Высказав это, Тереза помогла человечку запаковать в зеленую саржу его товар.
Гомункул Кокоз больше не улыбался. В поникших чертах его лица явилось выражение такого страдания, что я раскаялся в своих насмешках над столь несчастным человеком. Я вернул его, сказав, что краем глаза подметил у него экземпляр «Истории Этели и Неморена», что очень люблю пастухов и пастушек и охотно бы купил за сходную цену историю этих двух идеальных любовников.
– Я отдам вам эту книгу за франк двадцать пять, – ответил мне Кокоз с сияющим от радости лицом. – Это историческая книга, вы будете довольны. Теперь я знаю, что вам подходит. Вижу, вы знаток. Завтра принесу вам «Папские преступления». Это хорошее произведение. Доставлю любительский экземпляр, с рисунками в красках.

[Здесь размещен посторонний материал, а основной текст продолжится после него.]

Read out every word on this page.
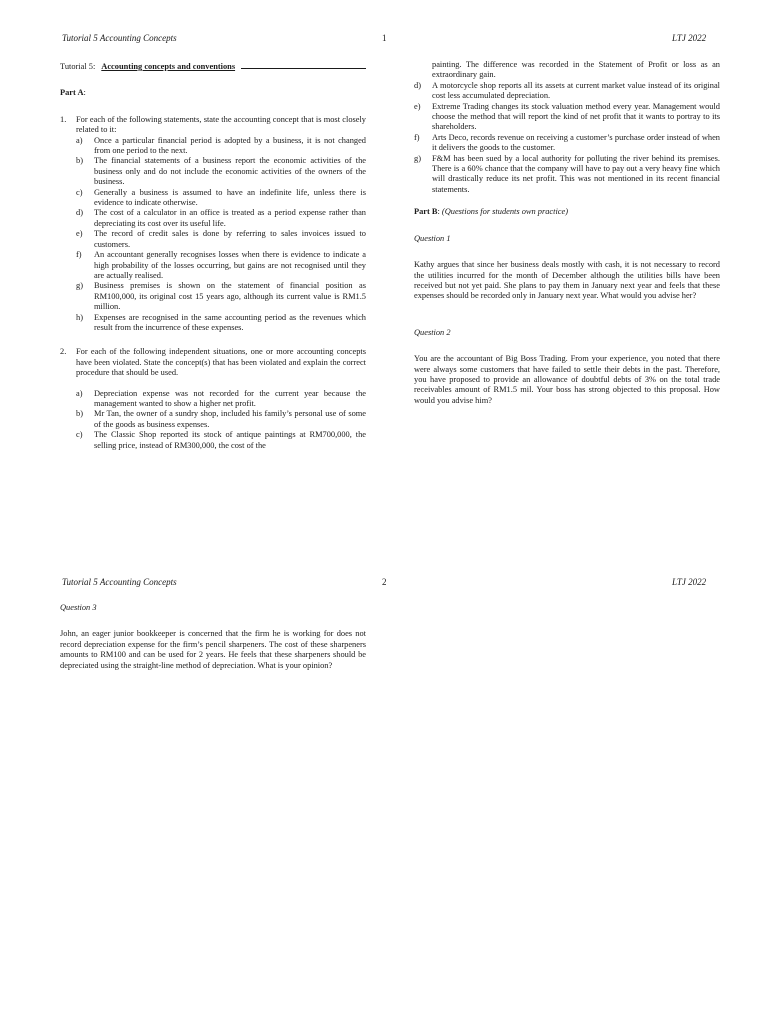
Tutorial 5 Accounting Concepts	1	LTJ 2022
Tutorial 5: Accounting concepts and conventions
Part A:
1.	For each of the following statements, state the accounting concept that is most closely related to it:
a)	Once a particular financial period is adopted by a business, it is not changed from one period to the next.
b)	The financial statements of a business report the economic activities of the business only and do not include the economic activities of the owners of the business.
c)	Generally a business is assumed to have an indefinite life, unless there is evidence to indicate otherwise.
d)	The cost of a calculator in an office is treated as a period expense rather than depreciating its cost over its useful life.
e)	The record of credit sales is done by referring to sales invoices issued to customers.
f)	An accountant generally recognises losses when there is evidence to indicate a high probability of the losses occurring, but gains are not recognised until they are actually realised.
g)	Business premises is shown on the statement of financial position as RM100,000, its original cost 15 years ago, although its current value is RM1.5 million.
h)	Expenses are recognised in the same accounting period as the revenues which result from the incurrence of these expenses.
2.	For each of the following independent situations, one or more accounting concepts have been violated. State the concept(s) that has been violated and explain the correct procedure that should be used.
a)	Depreciation expense was not recorded for the current year because the management wanted to show a higher net profit.
b)	Mr Tan, the owner of a sundry shop, included his family’s personal use of some of the goods as business expenses.
c)	The Classic Shop reported its stock of antique paintings at RM700,000, the selling price, instead of RM300,000, the cost of the
painting. The difference was recorded in the Statement of Profit or loss as an extraordinary gain.
d)	A motorcycle shop reports all its assets at current market value instead of its original cost less accumulated depreciation.
e)	Extreme Trading changes its stock valuation method every year. Management would choose the method that will report the kind of net profit that it wants to portray to its shareholders.
f)	Arts Deco, records revenue on receiving a customer’s purchase order instead of when it delivers the goods to the customer.
g)	F&M has been sued by a local authority for polluting the river behind its premises. There is a 60% chance that the company will have to pay out a very heavy fine which will drastically reduce its net profit. This was not mentioned in its recent financial statements.
Part B: (Questions for students own practice)
Question 1
Kathy argues that since her business deals mostly with cash, it is not necessary to record the utilities incurred for the month of December although the utilities bills have been received but not yet paid. She plans to pay them in January next year and feels that these expenses should be recorded only in January next year. What would you advise her?
Question 2
You are the accountant of Big Boss Trading. From your experience, you noted that there were always some customers that have failed to settle their debts in the past. Therefore, you have proposed to provide an allowance of doubtful debts of 3% on the total trade receivables amount of RM1.5 mil. Your boss has strong objected to this proposal. How would you advise him?
Tutorial 5 Accounting Concepts	2	LTJ 2022
Question 3
John, an eager junior bookkeeper is concerned that the firm he is working for does not record depreciation expense for the firm’s pencil sharpeners. The cost of these sharpeners amounts to RM100 and can be used for 2 years. He feels that these sharpeners should be depreciated using the straight-line method of depreciation. What is your opinion?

Я попросил его не беспокоиться, но все же он ушел довольный. Когда зеленый узел вместе с книгоношей исчез во мраке коридора, я спросил домоправительницу, откуда к нам свалился этот жалкий человечек.
– Подлинно, что свалился, – ответила она. – К нам он свалился из-под крыши, где живет с женой.
– Вы говорите, Тереза, – у него жена? Чудно! Женщины престранные создания. Наверно, это плохонькая женщина.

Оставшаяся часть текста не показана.